- Developer: NimbleBit
- Publisher: NimbleBit (iOS)
- Platforms: iOS, Android, Ouya, Steam
- Release: March 28, 2013 (iOS, Android) December 6, 2013 (Steam)
- Genre: Action role-playing game
- Mode: Single player

= Nimble Quest =

2013 video game

Nimble Quest is an action RPG video game which was originally released by NimbleBit on March 28, 2013. Originally a free-to-play game for iOS and Android, a Steam version was released on December 6, 2013 as a paid version. The game is a combination of an action RPG and the classic Snake concept. The player moves around and kills enemies using a combination of ranged attacks or melee attacks depending on the character. Once enough enemies are killed, the player advances to the next level. If the player hits a wall or an enemy, or runs out of health, the game ends.

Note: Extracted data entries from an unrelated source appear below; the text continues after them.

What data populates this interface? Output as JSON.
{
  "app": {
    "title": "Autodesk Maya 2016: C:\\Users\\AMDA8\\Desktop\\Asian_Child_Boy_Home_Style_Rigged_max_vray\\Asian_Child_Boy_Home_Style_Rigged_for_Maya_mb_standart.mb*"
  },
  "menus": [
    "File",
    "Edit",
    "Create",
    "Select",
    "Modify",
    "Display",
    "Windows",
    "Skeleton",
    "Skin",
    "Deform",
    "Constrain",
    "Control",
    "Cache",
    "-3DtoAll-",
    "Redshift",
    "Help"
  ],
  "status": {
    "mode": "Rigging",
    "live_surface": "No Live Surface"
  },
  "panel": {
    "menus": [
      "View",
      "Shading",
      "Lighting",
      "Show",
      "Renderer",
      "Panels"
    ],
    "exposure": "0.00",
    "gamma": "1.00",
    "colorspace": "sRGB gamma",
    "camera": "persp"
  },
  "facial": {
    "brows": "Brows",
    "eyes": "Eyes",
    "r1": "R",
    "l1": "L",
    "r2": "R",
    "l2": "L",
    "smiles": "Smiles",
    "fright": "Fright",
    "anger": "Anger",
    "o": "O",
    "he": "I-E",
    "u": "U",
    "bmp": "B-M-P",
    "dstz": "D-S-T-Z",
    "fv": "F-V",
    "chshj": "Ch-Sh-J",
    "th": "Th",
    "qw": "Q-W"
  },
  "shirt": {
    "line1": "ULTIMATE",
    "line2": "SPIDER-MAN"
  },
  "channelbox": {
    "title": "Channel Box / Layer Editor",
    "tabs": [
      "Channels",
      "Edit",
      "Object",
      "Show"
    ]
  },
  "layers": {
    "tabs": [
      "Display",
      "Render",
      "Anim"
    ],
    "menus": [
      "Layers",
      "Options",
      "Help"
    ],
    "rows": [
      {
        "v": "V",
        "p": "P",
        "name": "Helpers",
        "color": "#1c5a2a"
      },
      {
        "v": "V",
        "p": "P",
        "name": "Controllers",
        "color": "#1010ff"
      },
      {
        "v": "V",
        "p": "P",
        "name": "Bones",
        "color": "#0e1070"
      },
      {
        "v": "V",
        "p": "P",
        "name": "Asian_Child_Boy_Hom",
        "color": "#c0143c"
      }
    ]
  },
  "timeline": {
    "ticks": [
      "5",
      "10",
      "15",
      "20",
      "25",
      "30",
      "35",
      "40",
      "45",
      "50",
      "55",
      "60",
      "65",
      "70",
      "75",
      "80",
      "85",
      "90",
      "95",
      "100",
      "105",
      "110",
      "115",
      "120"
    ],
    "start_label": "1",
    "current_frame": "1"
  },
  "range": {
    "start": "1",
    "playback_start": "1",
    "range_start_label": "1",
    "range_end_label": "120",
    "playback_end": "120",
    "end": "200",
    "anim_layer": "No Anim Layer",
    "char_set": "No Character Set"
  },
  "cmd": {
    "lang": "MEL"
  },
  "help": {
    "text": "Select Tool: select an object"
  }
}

The original version of the game no longer functions on the iPad after upgrading to iOS 11. In September 2024 new iOS and Android versions were released by Halfbrick Studios.

== Characters ==
The game has 16 main characters called "heroes" to play as. The player unlocks these heroes by beating a level. Heroes can be added to the "snake" when they are randomly dropped from an enemy the player killed. The player starts out with 3 characters.

== Reception ==
The game has received mostly positive reviews. It is rated 4.5 stars out of 5 on the App Store, where it received Editor's Choice upon its release. Gamezebos 4.5 star review described it as "seriously potent fun."

On 2025, Tidepool Games released MageTrain, a snake game inspired by Nimble Quest.